Biotecnologia tanatocrática

Hermínio Martins

Professor do Instituto de Ciências Sociais da Universidade de Lisboa

A plague upon humanity: the secret genocide of axis japan's germ warfare operation de Daniel Barenblatt. Londres: Souvenir Press, 2004, 260 pp.

Este livro apresenta um estudo lúcido e muito bem fundamentado sobre a guerra biológica praticada pelo Japão entre 1932 e 1945 na Manchúria, na Coréia e na China, mas também, em menor escala, nas áreas fronteiriças com a União Soviética e em vários locais no Pacífico. Curiosamente, a primeira guerra biológica moderna, ou a primeira "planejada cientificamente", como diz o autor, não marcou até hoje a consciência histórica comum, como se poderia esperar. Deveria contudo ter maior relevo na imagem média da modernidade, em razão do seu caráter inédito, da escala da mortandade engendrada (no mínimo 580 mil pessoas morreram nas epidemias antropogênicas na China, além de outras mortes devidas, por exemplo, aos surtos de fome induzidos pelas epidemias) e do indescritível sofrimento infligido às numerosíssimas vítimas das patogenias e dos maus-tratos "experimentais". Note-se que a guerra biológica japonesa foi muitas vezes conjugada com a guerra química, iniciada alguns anos antes, mas essa modalidade de guerra não-convencional tinha um notório precedente europeu em 1916-18 e um paralelo contemporâneo na guerra química conduzida pela Itália fascista na Etiópia nos anos 1930.

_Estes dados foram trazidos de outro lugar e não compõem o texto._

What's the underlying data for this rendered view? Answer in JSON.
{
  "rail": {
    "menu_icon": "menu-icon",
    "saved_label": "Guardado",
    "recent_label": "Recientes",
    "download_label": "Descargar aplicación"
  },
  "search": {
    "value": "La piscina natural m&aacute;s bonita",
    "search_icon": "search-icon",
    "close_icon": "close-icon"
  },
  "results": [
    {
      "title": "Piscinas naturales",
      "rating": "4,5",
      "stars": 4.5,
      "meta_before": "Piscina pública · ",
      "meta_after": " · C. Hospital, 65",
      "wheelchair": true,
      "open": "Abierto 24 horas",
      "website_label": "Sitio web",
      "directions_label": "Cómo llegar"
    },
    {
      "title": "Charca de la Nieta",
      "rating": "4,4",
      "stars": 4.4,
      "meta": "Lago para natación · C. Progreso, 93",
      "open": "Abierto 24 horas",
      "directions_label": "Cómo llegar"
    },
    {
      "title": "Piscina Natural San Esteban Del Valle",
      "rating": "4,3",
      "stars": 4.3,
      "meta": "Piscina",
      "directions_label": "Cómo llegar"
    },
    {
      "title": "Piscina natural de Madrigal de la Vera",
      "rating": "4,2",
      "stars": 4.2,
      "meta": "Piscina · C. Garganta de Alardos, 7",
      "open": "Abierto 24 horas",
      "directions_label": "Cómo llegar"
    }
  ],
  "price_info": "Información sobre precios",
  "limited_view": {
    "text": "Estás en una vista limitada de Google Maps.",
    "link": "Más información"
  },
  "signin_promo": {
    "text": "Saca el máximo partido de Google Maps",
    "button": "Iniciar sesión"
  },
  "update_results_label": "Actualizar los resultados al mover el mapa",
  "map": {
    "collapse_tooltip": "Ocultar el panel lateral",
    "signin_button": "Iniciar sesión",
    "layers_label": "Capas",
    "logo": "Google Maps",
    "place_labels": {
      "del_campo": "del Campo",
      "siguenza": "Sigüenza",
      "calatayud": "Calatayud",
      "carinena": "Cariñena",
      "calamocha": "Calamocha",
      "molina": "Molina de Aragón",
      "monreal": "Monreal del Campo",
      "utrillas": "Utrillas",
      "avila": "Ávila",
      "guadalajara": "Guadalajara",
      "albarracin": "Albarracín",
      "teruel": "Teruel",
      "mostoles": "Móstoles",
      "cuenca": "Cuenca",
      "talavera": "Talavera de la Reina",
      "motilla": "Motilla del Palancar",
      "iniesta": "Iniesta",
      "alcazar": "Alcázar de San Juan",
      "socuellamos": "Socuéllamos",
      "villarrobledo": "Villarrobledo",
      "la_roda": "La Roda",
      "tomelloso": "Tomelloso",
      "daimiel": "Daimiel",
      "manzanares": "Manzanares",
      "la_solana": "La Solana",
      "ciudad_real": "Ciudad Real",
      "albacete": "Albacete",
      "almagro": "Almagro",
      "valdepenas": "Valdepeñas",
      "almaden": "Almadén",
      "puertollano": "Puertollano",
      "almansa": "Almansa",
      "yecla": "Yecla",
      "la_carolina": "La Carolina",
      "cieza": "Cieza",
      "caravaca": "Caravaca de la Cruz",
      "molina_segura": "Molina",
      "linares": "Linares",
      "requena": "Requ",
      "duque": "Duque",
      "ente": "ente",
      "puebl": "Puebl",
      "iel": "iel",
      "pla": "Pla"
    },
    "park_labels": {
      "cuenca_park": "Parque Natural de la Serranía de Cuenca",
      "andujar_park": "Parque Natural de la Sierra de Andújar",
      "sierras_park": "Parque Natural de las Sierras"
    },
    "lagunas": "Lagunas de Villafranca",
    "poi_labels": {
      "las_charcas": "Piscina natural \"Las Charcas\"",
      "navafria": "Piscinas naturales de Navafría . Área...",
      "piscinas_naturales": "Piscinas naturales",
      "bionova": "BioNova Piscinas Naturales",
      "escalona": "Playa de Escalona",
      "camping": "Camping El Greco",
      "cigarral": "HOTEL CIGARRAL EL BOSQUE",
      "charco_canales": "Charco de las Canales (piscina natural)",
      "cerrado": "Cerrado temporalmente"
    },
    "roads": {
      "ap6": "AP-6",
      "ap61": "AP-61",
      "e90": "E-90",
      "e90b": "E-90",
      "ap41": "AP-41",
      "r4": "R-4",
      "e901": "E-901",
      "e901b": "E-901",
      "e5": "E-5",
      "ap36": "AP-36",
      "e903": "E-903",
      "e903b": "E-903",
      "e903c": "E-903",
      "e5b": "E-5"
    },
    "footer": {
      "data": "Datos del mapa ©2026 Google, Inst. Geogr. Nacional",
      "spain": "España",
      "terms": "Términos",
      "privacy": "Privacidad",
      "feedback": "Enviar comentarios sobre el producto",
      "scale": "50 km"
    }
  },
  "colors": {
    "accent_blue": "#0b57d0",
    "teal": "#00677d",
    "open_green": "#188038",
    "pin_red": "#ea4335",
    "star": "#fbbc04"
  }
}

O caráter inédito desse grande empreendimento consistiu na aplicação de sofisticadas técnicas laboratoriais das ciências biomédicas, área em que o Japão já estava então no nível dos países ocidentais mais avançados, com descobertas notáveis, como a da etiologia da sífilis e da peste bubônica, e êxitos na preparação de vacinas e tratamentos para um amplo leque de doenças humanas. Essas técnicas foram sistematicamente utilizadas na exterminação seletiva e estratégica do inimigo, além da propagação de epizootias e da contaminação de culturas agrícolas para provocar surtos de fome recorrentes entre as populações civis nas áreas onde o exército japonês tinha um interesse especial, os quais também podiam contribuir para a vulnerabilidade das populações afetadas a epidemias. Ademais, esse empreendimento foi sustentado por um período de tempo jamais superado por qualquer dos outros países que em algum momento da história praticaram guerras químicas ou biológicas.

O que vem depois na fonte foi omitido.